I'm in Belgium with husband Kurt and young son Kai, so that Kurt can sample the world's best beers. During our travels in Italy and the Netherlands the week before, most people spoke English or we got by with my passable Italian. We soon discover that English-speakers aren't catered to in Brussels. The dominant languages are French and Dutch.
"Metro?" I say to the clerk. Three fingers to show I need three tickets. He talks at me in French. I understand nothing.
The sense of vulnerability sends me back through the decades. I'm five-years-old again, starting school in New Jersey with only Spanish on my lips. It's not like I came to Belgium totally Frenchless. For weeks before the trip, I listened to French language tapes in my car. I can say Merci (thank you), S'il vous plait (please), and Je ne peux pas parler français (I can't speak French). My lips stumble over the tricky pronunciation. I'm simply afraid to speak this language.
Kurt and Kai stand back, waiting for me to make something happen. I hand over a twenty euro note and we get the tickets. Nothing communicates like money. We ride the metro from the airport to our hotel.
Relief, the hotel clerk speaks English. We settle into our shabby room. No time to rest, off to taste beer. We walk among sumptuous public buildings, a cathedral, and EU offices guarded by men with assault riffles. I tense up and hustle us across the street to avoid passing the armed men.

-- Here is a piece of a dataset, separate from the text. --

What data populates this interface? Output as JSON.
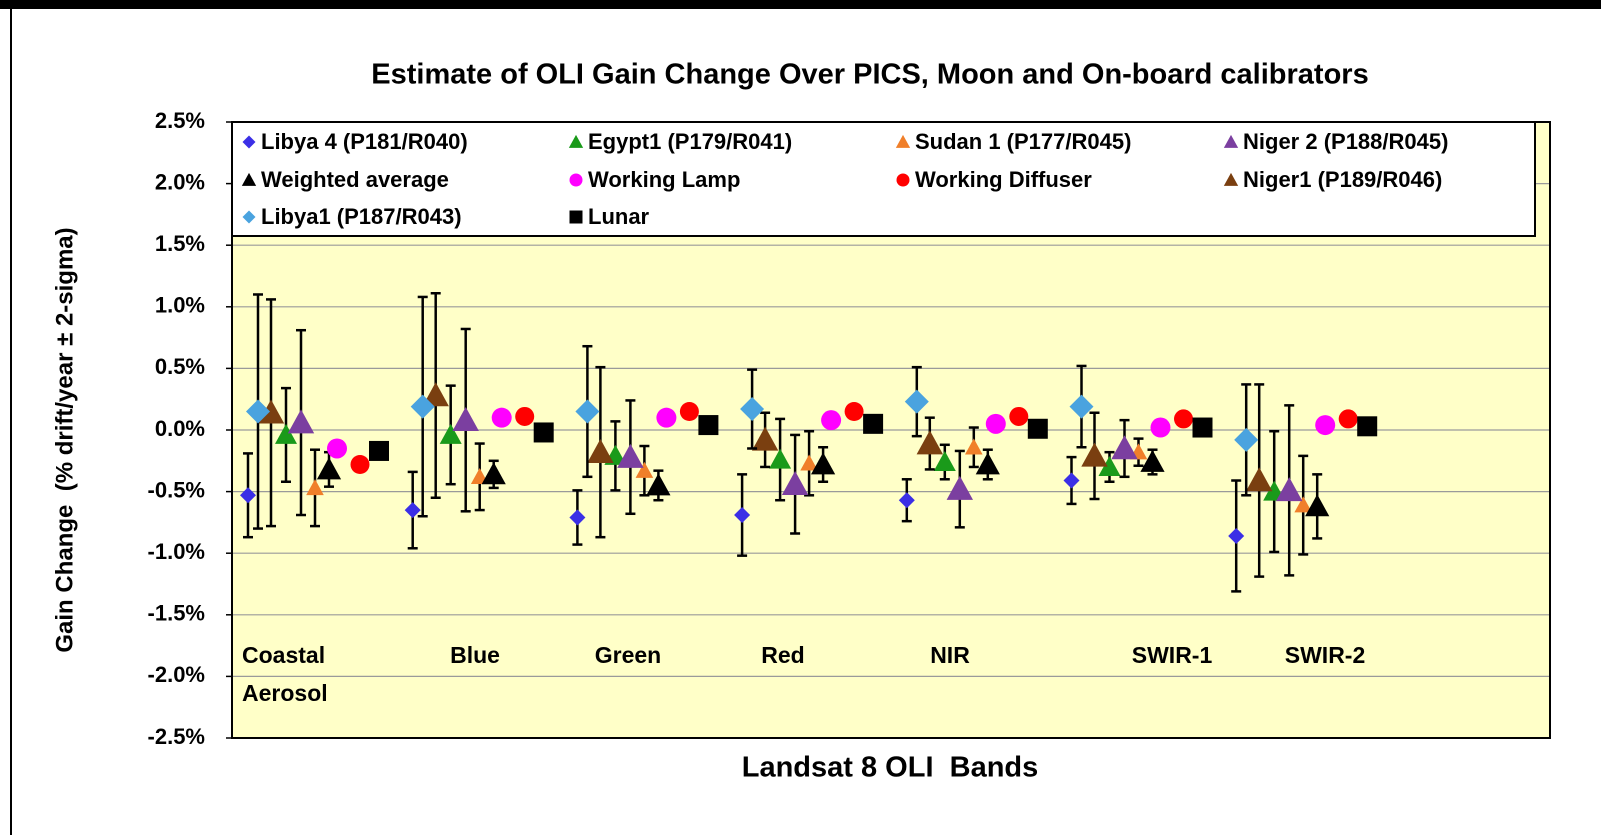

"Why did you do that, mom?" says ten-year-old Kai. He's disappointed not to see the weapons up close.
Our linguistic misadventures continue at A la Becasse, a wood-paneled pub where Kurt hopes to order his first Belgian brew. The menu is in French. When the waiter reaches our table, French words spill out.
I try speaking Spanish to the waiter. Nada. Then, cautiously, "Parla Italiano?"
"Si, parlo Italiano!" Remarkable. I never dreamed my fledgling Italian would come to the rescue outside the borders of bella Italia. Unlike French, I've been joyfully studying Italian with a private tutor, flashcards, and grammar books.
I become Kurt's interpreter – transforming his order from English to Italian. Tall glasses of Cantillion Gueze and Orval Trappist Ale arrive. Then plates of cheese and bread. Satiated, we explore the Grand Place, the city's famous cobblestone square surrounded by castle-like buildings. Everywhere we look, the signs are in French and Dutch.
In Belgium, it doesn’t get dark in June until 10 p.m. All evening, people dance in the square, others settle down with picnics. Still others play board games as if the square were their living room.
A few evenings later, it's my Spanish I rely on at a French restaurant. Once again, we're confronted by an English-less waiter. Lucky for us, in addition to French, he speaks perfect español. I order croquettes, a salad, and coffee in my mother tongue.
Our language challenges continue on our final day in Belgium. We're on a sleek train sprinting through the lush countryside en route to Bruges. I'm keen to see the only Michelangelo statue outside of Italy – a graceful madonna and child that was stolen by the Nazis, but recovered. For Kai, there will be waffles, chocolate, and a canal boat tour. Kurt is in pursuit of – you guessed it – beer.
On the train, we settle into two pairs of seats facing each other. I sit next to an elderly Belgian man. He speaks only French. Yet, he's eager to connect with us. He's thrilled to learn that we are Americans, but the language barrier limits us. "Obama," he says and smiles broadly. Then, he names all the states he knows: Hawaii, Alaska, Texas.
When he rattles off in French, I say, "Je ne peux pas parler français." He smiles and insists, Oui, you do speak some français. During the hour-long ride, he keeps speaking French. He cuts out the puzzle section of the newspaper and hands it to Kai. A sweetheart, this man.
The train weaves through pastureland with grazing cows. From some dusty corner of my brain, I recall the word for cow. It must have been on some vocabulary list in French class 25 years ago. "Vache," I sputter, and point out the window.
The man's face lights up with delight. Maybe I'm not totally Frenchless in Brussels.